The grocery stores are closed so I make do with what’s in my cupboards. I pull together a feast of Rice-a-Roni and fried spam with toasted Wonder Bread.
“Delicious!” Gene enthuses. After licking the last of the Jello pistachio pudding dessert from the spoon with his long tongue, he says: “I haven’t eaten like this in ages.”
The boys gripe that I always make Gene’s favourites. I tell them that maybe they should consider being as appreciative of my efforts as Gene is.
* * *
While Gene and I are watching Sha-Na-Na, I catch him peeking out the window at one of the neighbour girls. He’s licking his lips and I swear he’s salivating at the blood vessels in the young girl’s neck.
“Chaim Gene Witz Simmons!” I say. “Don’t even think of doing that!”
* * *
When a bouquet of two dozen pink roses shows up at my door, I’m stunned. Gene has kept track—he remembers it’s been one year since he tapped at my window. I pull out the card: “Dear Barb, thank you for being the best second mother a Demon could have! Love, Gene.”
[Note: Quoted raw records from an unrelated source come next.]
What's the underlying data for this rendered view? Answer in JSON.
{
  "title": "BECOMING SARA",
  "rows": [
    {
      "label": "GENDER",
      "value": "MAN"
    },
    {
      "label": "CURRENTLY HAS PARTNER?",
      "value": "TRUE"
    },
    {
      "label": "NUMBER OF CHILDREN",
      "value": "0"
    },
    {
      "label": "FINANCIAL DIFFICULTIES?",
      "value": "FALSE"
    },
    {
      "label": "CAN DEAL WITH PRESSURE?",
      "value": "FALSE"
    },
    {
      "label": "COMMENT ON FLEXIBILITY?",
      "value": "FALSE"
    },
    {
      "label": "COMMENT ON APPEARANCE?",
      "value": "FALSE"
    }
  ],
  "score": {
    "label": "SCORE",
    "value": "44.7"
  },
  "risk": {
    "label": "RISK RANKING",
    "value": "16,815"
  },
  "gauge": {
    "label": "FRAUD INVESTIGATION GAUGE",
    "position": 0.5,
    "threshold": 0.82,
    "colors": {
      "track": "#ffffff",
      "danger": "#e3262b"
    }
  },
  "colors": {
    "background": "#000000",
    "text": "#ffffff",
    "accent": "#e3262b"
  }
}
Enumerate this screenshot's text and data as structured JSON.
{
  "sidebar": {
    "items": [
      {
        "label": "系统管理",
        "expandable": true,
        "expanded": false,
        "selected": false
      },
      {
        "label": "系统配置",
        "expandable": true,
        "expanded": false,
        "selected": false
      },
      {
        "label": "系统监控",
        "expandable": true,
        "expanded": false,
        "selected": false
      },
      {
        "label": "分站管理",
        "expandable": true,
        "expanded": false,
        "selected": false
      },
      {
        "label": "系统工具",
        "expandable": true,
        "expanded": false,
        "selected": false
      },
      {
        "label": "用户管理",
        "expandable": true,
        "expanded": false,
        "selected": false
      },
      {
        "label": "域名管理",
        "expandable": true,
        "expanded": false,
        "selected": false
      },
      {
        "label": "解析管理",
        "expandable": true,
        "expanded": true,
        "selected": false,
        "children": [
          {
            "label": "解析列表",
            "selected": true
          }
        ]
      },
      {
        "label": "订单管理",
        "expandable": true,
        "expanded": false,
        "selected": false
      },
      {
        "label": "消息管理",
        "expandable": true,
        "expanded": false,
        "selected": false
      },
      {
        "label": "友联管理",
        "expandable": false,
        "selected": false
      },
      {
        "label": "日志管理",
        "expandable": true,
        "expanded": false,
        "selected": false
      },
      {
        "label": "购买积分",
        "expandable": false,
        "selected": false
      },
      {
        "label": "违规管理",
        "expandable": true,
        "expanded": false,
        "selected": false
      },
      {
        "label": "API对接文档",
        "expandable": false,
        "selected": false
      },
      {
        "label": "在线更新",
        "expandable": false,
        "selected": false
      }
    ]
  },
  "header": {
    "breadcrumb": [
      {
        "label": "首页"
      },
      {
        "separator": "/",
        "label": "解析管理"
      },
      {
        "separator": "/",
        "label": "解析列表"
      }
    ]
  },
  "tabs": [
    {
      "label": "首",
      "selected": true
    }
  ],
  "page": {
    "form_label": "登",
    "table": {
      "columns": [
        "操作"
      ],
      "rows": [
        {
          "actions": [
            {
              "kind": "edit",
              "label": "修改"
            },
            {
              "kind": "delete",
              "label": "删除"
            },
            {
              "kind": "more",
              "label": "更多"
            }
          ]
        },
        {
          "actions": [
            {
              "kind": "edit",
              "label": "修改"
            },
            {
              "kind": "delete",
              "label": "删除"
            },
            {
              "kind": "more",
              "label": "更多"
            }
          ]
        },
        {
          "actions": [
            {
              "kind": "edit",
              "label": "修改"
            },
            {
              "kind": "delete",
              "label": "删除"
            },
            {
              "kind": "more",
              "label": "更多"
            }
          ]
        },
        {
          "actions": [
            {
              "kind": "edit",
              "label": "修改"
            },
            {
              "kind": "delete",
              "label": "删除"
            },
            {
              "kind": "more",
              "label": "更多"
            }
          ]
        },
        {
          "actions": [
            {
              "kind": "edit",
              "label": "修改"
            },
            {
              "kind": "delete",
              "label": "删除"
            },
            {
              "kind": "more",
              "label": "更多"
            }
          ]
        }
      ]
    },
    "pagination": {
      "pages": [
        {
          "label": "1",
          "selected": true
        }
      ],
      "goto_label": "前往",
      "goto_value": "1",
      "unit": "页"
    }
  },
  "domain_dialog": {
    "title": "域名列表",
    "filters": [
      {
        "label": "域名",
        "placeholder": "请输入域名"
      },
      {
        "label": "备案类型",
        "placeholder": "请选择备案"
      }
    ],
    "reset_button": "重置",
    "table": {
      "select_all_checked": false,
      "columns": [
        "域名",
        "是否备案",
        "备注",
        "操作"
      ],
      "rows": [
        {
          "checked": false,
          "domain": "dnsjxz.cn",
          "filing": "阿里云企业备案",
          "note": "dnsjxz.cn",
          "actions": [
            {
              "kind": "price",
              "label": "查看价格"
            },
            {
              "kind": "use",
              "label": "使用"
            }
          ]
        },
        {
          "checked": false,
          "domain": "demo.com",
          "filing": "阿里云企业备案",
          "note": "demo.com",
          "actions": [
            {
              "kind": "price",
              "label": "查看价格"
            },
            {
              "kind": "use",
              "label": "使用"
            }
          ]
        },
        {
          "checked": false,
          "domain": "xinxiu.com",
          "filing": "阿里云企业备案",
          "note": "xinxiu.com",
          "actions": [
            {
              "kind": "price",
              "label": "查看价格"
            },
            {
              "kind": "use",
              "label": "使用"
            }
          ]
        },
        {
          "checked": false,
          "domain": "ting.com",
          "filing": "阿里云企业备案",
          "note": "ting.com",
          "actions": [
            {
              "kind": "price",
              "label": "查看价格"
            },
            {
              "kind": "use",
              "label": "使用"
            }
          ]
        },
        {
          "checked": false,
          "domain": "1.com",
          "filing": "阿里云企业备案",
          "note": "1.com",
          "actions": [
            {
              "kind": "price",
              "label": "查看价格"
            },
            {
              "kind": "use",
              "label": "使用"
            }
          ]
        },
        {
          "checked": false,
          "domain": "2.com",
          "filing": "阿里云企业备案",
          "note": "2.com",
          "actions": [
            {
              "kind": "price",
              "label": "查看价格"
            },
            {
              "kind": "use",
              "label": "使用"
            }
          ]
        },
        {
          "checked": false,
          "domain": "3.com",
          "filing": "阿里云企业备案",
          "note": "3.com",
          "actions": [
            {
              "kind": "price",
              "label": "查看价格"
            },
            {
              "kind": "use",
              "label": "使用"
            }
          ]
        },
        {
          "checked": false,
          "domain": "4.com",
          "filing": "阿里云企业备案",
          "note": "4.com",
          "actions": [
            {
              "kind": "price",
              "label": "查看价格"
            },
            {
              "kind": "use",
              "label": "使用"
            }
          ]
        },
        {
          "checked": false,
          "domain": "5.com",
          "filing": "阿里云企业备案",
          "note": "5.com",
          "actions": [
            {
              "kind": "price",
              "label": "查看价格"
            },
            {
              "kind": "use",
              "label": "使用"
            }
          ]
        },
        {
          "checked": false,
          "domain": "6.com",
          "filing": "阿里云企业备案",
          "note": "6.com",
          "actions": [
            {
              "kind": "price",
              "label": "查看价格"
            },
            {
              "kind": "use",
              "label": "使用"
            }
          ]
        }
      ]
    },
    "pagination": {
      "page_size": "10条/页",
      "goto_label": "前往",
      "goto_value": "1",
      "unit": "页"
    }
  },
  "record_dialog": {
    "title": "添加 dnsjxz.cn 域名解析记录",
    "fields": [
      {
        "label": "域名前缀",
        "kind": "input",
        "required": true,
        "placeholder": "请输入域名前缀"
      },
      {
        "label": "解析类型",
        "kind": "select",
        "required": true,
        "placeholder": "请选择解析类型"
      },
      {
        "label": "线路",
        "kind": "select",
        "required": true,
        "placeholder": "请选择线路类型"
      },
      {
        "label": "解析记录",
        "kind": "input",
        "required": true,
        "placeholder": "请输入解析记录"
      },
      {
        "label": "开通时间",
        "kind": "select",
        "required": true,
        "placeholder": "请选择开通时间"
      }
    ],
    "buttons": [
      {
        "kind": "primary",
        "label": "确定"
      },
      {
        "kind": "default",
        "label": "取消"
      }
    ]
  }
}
Gene’s other mother was on the Phil Donahue Show just this morning. “My Gene may like the ladies, but he’s a good boy,” she boasted.
* * *
Gene doesn’t have as much time to visit now that he’s dating Cher. We are on the phone and I’m telling him that the boys’ father has convinced the tart to marry him. The boys told me the waiters at the engagement party assumed she was their sister. The old codger didn’t even have the sense or the decency to be embarrassed.
Gene puts Cher’s kids on the phone. I hear him encouraging them to call me “Nana Barb.”
Back on the line, Gene tells me he’s remembering when we first met and how he was immediately struck by an overwhelming mother/son type of connection between us.
“Yes. That’s what I remember, too,” I tell him.